My advice to anyone who listens to discussion of social prescribing and thinks ‘yes, but’ is to follow their instinct and ask the questions that occur to them. Rotherham is the model I think tells us most about social prescribing in the real world. Ask your questions, because they will be good ones. As the Kings Fund say: “robust and systematic evidence on the effectiveness of social prescribing is very limited. Many studies are small scale, do not have a control group, focus on progress rather than outcomes, or relate to individual interventions rather than the social prescribing model. Much of the evidence available is qualitative, and relies on self-reported outcomes. Researchers have also highlighted the challenges of measuring the outcomes of complex interventions, or making meaningful comparisons between very different schemes. Determining the cost, resource implications and cost effectiveness of social prescribing is particularly difficult.”
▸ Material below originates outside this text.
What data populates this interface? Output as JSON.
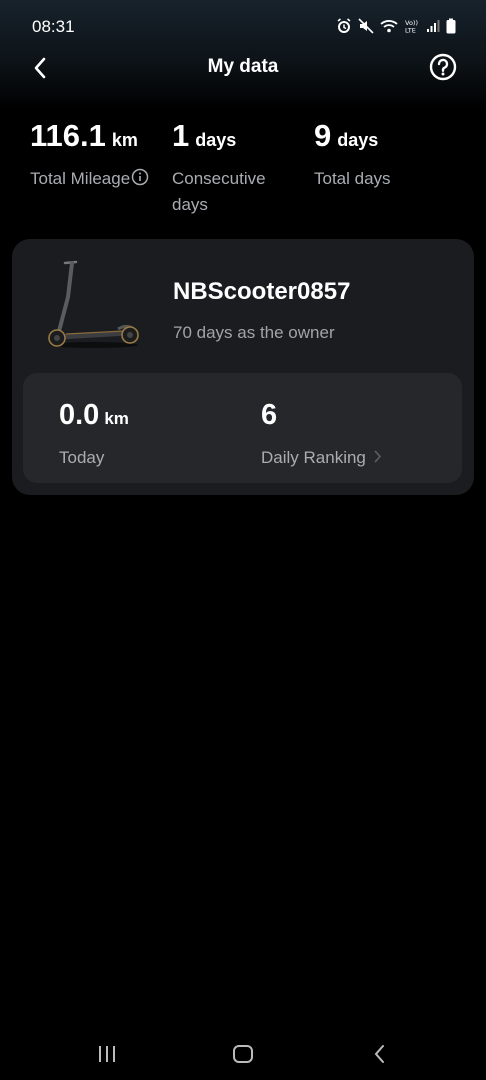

To make social prescribing really work will require going beyond its status as a lovely idea that leaves a lot of energy in the room to getting down to the grimy, challenging and rewarding works of hammering out real world deals and real world relationships. People who have health needs are not fools who don’t know what’s good for them. They’re people living with needs and problems not of their making. Social prescribing must be about what people need, not just saving the NHS money.

In many ways, social prescribing is enjoying its current vogue because it is such an amorphous good idea that is very difficult to disagree with in principle. Social prescribing will survive the current bout of ‘initiativeitis’. It’s a great idea; but it’s also a great idea that has been written into successive five year plans and forward views. There are currently lots of people across the country trying to put flesh on the bones of this lovely idea to make it happen in a way that makes a real difference for people like our fictional Pauline. There were people trying to make social prescribing work before this current day in the sunlight as there will be clever, passionate and committed people trying to make it work after the current excitable Health Secretary is upgraded to a less excitable model.

People do need more than pills, but enthusiasm alone won’t get them it.